Третье удивление величайшее, но я о нем скажу потом, а сначала попробую сказать, как он мне ответил.
Выставил нижнюю челюсть вперед (совсем как Данте, подумал я и вспомнил Боккачио: «Челюсти у него были большие, и нижняя выдавалась вперед»; в этих двух лицах, даже по геометрическому строению противоположнейших, — узком и остром у Данте, где все вертикально, вглубь и ввысь, к пропастям и вершинам земли бесплодным; в круглом и широком, у Муссолини, где все горизонтально, вширь и вдаль, по равнинам земли, плодороднейшим, — в этих двух противоположнейших лицах эта черта, выставленная вперед нижняя челюсть, знак неукротимой воли, — общая); выпучил большие-большие глаза, совсем как у Данте, подумал я и опять вспомнил Боккачио: «Глаза у него были большие, gli occhi… grossi»; и эта черта — огромные, широко на все открытые, всепожирающие глаза, — ясновидения знак — тоже в этих двух противоположнейших лицах, — общая. (Кто видел эти глаза, и на кого глянул из них, ужаснув и обрадовав, Дух Земли, — тот их никогда не забудет); выпучил большие-большие глаза, и как будто тихим, глубоким, издалека доносящимся, а на самом деле громким, всю исполинскую, пустую залу Венецианского дворца наполняющим, голосом проговорил:
— Я не могу вам ничего ответить на ваши вопросы…
И замолчал, отвернувшись от меня с таким видом, как будто беседа наша кончена и я могу уходить. Чтобы этого не делать, я спросил:
— Почему не можете?
— Потому что на вопросы Данте не мне отвечать.

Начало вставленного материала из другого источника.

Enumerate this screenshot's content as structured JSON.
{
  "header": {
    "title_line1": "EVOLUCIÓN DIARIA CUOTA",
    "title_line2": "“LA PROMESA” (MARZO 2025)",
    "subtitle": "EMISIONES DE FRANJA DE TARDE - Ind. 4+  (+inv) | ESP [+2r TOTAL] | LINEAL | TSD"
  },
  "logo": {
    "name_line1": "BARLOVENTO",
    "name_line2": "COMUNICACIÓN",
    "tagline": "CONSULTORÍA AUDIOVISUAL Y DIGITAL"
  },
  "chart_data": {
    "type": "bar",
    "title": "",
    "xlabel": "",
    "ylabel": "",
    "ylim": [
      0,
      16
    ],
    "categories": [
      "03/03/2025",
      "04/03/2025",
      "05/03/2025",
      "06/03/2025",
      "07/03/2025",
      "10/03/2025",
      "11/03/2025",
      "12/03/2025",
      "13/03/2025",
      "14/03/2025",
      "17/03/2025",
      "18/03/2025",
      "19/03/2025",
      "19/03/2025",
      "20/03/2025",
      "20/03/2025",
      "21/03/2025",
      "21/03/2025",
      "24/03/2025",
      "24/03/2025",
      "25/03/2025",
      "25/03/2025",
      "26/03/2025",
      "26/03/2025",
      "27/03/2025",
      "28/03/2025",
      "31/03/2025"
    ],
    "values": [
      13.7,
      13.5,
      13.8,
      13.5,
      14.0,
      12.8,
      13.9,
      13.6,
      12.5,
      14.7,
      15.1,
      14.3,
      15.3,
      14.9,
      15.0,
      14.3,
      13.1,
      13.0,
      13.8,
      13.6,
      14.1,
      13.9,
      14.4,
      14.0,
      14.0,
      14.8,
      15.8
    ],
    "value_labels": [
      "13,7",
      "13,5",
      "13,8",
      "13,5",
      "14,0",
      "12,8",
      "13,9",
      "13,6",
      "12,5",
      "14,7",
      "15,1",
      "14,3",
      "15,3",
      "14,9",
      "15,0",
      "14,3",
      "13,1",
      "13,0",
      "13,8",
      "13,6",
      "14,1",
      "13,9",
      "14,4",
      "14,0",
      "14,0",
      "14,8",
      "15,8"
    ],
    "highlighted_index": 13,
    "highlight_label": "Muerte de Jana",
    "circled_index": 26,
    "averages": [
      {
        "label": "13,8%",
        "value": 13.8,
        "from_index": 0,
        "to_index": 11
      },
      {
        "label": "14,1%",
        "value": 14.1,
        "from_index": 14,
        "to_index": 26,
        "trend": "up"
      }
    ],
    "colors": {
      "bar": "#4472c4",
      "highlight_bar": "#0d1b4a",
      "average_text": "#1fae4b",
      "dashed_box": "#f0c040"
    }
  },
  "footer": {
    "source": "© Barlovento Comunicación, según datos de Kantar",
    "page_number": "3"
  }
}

«Понял-таки главное, что вопросы не мои, а его, Данте», подумал я радостно и почувствовал, что чем бы ни кончилась наша беседа, я что-то сделал и что-то узнал о Данте, чего нельзя было узнать иначе. И когда под гулкими сводами этой огромной, пустой палаты древнего дворца, почти современника Дантовых дней, замер последний звук говорившего со мной голоса и наступила такая тишина, какая бывает только в пустом поле, в глухом лесу или на вершинах гор, — вдруг почудилось мне, что между нами двумя присутствует Третий и смотрит из этих, прямо на меня уставленных, глаз, говорит со мною этим глухим, как бы из подземных глубин доносящимся, голосом.